Wednesday, October 15, 2008

Stocks Sharply Lower into Final Hour on Global Growth Worries, Financial Sector Pessimism, More Shorting

BOTTOM LINE: The Portfolio is slightly lower into the final hour on losses in my Internet longs, Medical longs and Biotech longs. I added to my (IWM)/(QQQQ) hedges this morning and then covered them, covered some of my EEM short and covered some of my commodity shorts this afternoon, thus leaving the Portfolio 75% net long. The tone of the market is very negative as the advance/decline line is substantially lower, almost every sector is declining and volume is above average. Investor anxiety is still very elevated. Today’s overall market action is bearish. The VIX is rising 14.98% and is still historically elevated at 63.45. The ISE Sentiment Index is below average at 116.0 and the total put/call is above average at 1.07. Finally, the NYSE Arms has been running very high most of the day, hitting 3.17 at its intraday peak, and is currently 2.05. The Euro Financial Sector Credit Default Swap Index is rising 9.7% today to 95.4 basis points. This index is up from a low of 52.66 on May 5th, but down significantly from 157.81 on Sept. 16th.

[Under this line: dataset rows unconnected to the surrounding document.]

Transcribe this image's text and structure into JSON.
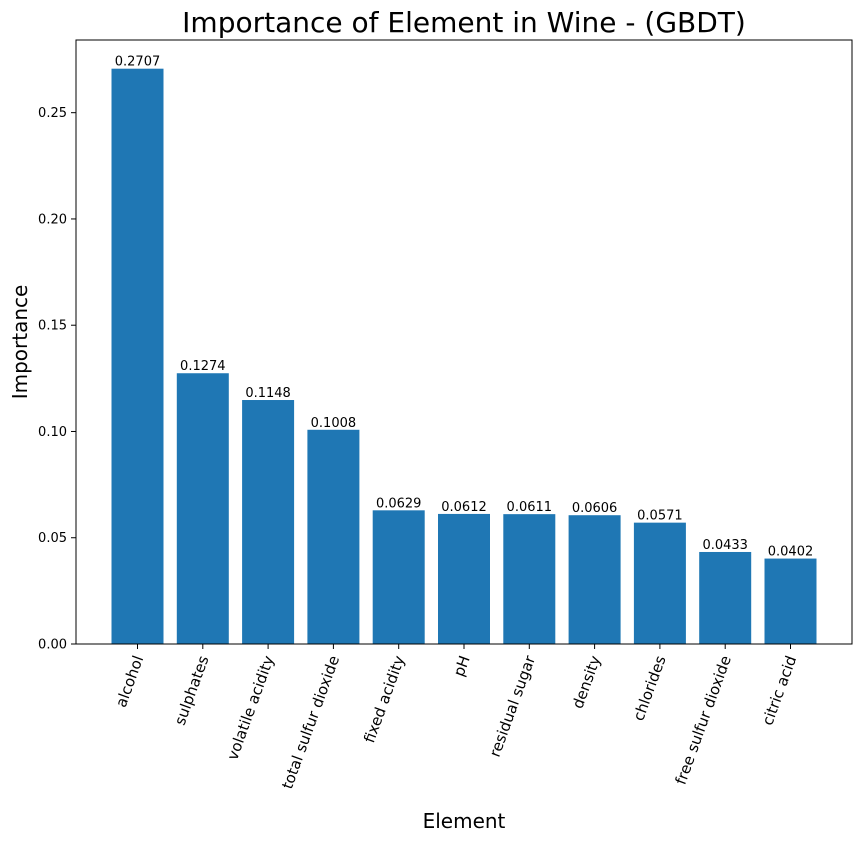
{
  "chart_data": {
    "type": "bar",
    "title": "Importance of Element in Wine - (GBDT)",
    "xlabel": "Element",
    "ylabel": "Importance",
    "categories": [
      "alcohol",
      "sulphates",
      "volatile acidity",
      "total sulfur dioxide",
      "fixed acidity",
      "pH",
      "residual sugar",
      "density",
      "chlorides",
      "free sulfur dioxide",
      "citric acid"
    ],
    "values": [
      0.2707,
      0.1274,
      0.1148,
      0.1008,
      0.0629,
      0.0612,
      0.0611,
      0.0606,
      0.0571,
      0.0433,
      0.0402
    ],
    "value_labels": [
      "0.2707",
      "0.1274",
      "0.1148",
      "0.1008",
      "0.0629",
      "0.0612",
      "0.0611",
      "0.0606",
      "0.0571",
      "0.0433",
      "0.0402"
    ],
    "yticks": [
      0.0,
      0.05,
      0.1,
      0.15,
      0.2,
      0.25
    ],
    "ytick_labels": [
      "0.00",
      "0.05",
      "0.10",
      "0.15",
      "0.20",
      "0.25"
    ],
    "ylim": [
      0,
      0.2842
    ],
    "bar_color": "#1f77b4",
    "grid": false,
    "xtick_rotation_deg": -70
  }
}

The North American Investment Grade Credit Default Swap Index is rising 5.2% to 185.18 basis points. The TED spread is falling .3% to 435 basis points. The 2-year swap spread is rising 11.5% to 139.5 basis points. The Libor-OIS spread is dropping .5% to 342 basis points. The 10-year TIPS spread, a good gauge of inflation expectations, is falling 4 basis point to .99%, which is down 164 basis points in just over three months and at the lowest level since February 1999. The steep decline in the (XLF), given recent government action, is a big negative. I suspect we could see more weakness here in the morning after another weak night in Asia, however another sharp rally in US shares is likely very close. Nikkei futures indicate a -800 open in Japan and DAX futures indicate a -31 open in Germany tomorrow. I expect US stocks to trade mixed-to-higher into the close from current levels on short-covering and bargain-hunting.